Entre fortuna y virtud
HA LLEGADO este Gobierno a la mitad de la legislatura en una situación que reproduce una de las características más notables del sistema político creado desde la transición: su alto grado de estabilidad. No importa con qué bagaje y expectativas lleguen a la presidencia: en España, con la única excepción de los años de UCD, no hay presidente que no repita. Repitió en varias ocasiones Felipe González y volvió a repetir Aznar, por no hablar de los presidentes de comunidades autónomas, expertos en el arte de la permanencia. En fin, hoy ya no hay quien dude -a comenzar por sus mismos adversarios- de que Zapatero repetirá sin grandes dificultades.
¿Porque le ha acompañado la suerte? A veces, por malicia o envidia, se achacan todos los méritos del presidente a la fortuna, como si se dijera: habría que verle en circunstancias menos favorables. Al expresarse así, se olvida que uno de los principales atractivos de un político es suponerlo tocado por la arbitraria e incontrolable acción de la fortuna. ¿Zapatero tiene suerte? Pues, entonces, razón de más para votarle de nuevo. Por eso, como las gentes que manifiestamente no la han tenido sigan insistiendo en que todo se lo debe al azar acabarán por regalarle el triunfo. ¿Quién, estando en sus cabales, vuelve la espalda a un hombre con suerte?
Lo que pasa, además, es que al insistir tanto en la buena pata del presidente se tiende a minusvalorar lo que a su éxito ha coadyuvado la virtú, por decirlo en los celebrados términos maquiavélicos. Pues a la virtud, es decir, a la acción calculada y flexible, racional y eficaz, tanto o más que a la fortuna se debe que, al hacerse con el poder, Zapatero, que era por entonces poco más que un primus inter pares, se desprendiera de la tutela de sus mayores y se aplicara a crear una zona de nadie entre su posición y la de sus iguales. A la virtud y no a la fortuna se debe, entre otras cosas, su rápida decisión de alejarse del Irak en guerra, y su lenta, pero implacable, espera hasta dejar caer sin mayor alboroto a su principal competidor en el congreso en el que resultó elegido secretario general.
La mezcla de virtud y fortuna que define su viaje a la cima, hasta quedarse solo con todo el poder en el partido y en el Gobierno, se ha acompañado de una forma de gobernar tan fríamente construida, tan ligera de ideología, que ha logrado desconcertar a sus adversarios. Políticamente, lo que parece definir a esta nueva presidencia es la escasa importancia que concede al discurso entendido como cuerpo de ideas que define una dirección política. Zapatero pertenece a la primera generación de políticos que nunca se han dado una vuelta por los arrabales del sistema a la búsqueda de un punto de apoyo exterior desde el que levantar un nuevo mundo. Son políticos constitutivamente reformistas desde su primera juventud. Han pensado siempre desde dentro del sistema, sin sentir la necesidad de situarse en un punto más alto con el propósito de desvelar lo que sus predecesores llamaban contradicciones. Para ellos, el sistema actual es todo el sistema posible.

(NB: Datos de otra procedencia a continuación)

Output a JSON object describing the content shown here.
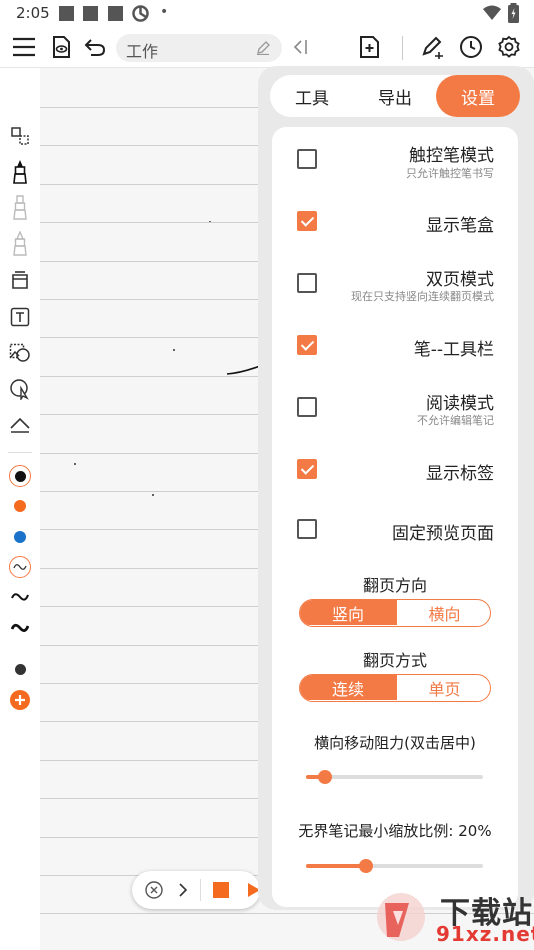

Por eso no tienen ninguna necesidad de saber adónde conduce el camino; lo único que necesitan es caminar: el camino, no la meta, es el sentido. Con lo cual pueden aplicar toda la razón calculadora a la política del día a día: hoy se exalta al tripartito y mañana se le da la puntilla: es gracioso ver a los de Esquerra gimoteando que Gobierno y Estatuto no tienen nada que ver mientras Maragall mira a otro lado. El presidente puede mostrar hoy comprensión hacia los símbolos nacionales de Cataluña y mañana aplaudir que Andalucía se defina como realidad nacional. ¿Qué más da? Lo que importa es cómo se hacen las cosas; no qué cosas se hacen.
Y así, a aquel vamos a ver con que fue recibido le ha seguido una especie de relajación, fruto de la sorpresa más que de la convicción de que vamos a alguna parte. ¿Quién dijo suerte? Astucia, frialdad para aligerar el cargamento propio de pesados fardos y agujerear el ajeno como lo haría un maestro de esgrima. Hay que mirar muy atrás para encontrar un presidente de pensamiento tan débil, pero tan rebosante de lo que, a falta de mejor definición, acostumbramos a llamar instinto de poder. Dicho de otro modo, en las cuestiones sustanciales, las que afectan a la estructura del Estado -Constitución, estatutos, naciones, realidades nacionales-, nunca da la impresión de saber adónde podemos ir, pero todo el mundo ha acabado por estar convencido de que sabe perfectamente cómo se va.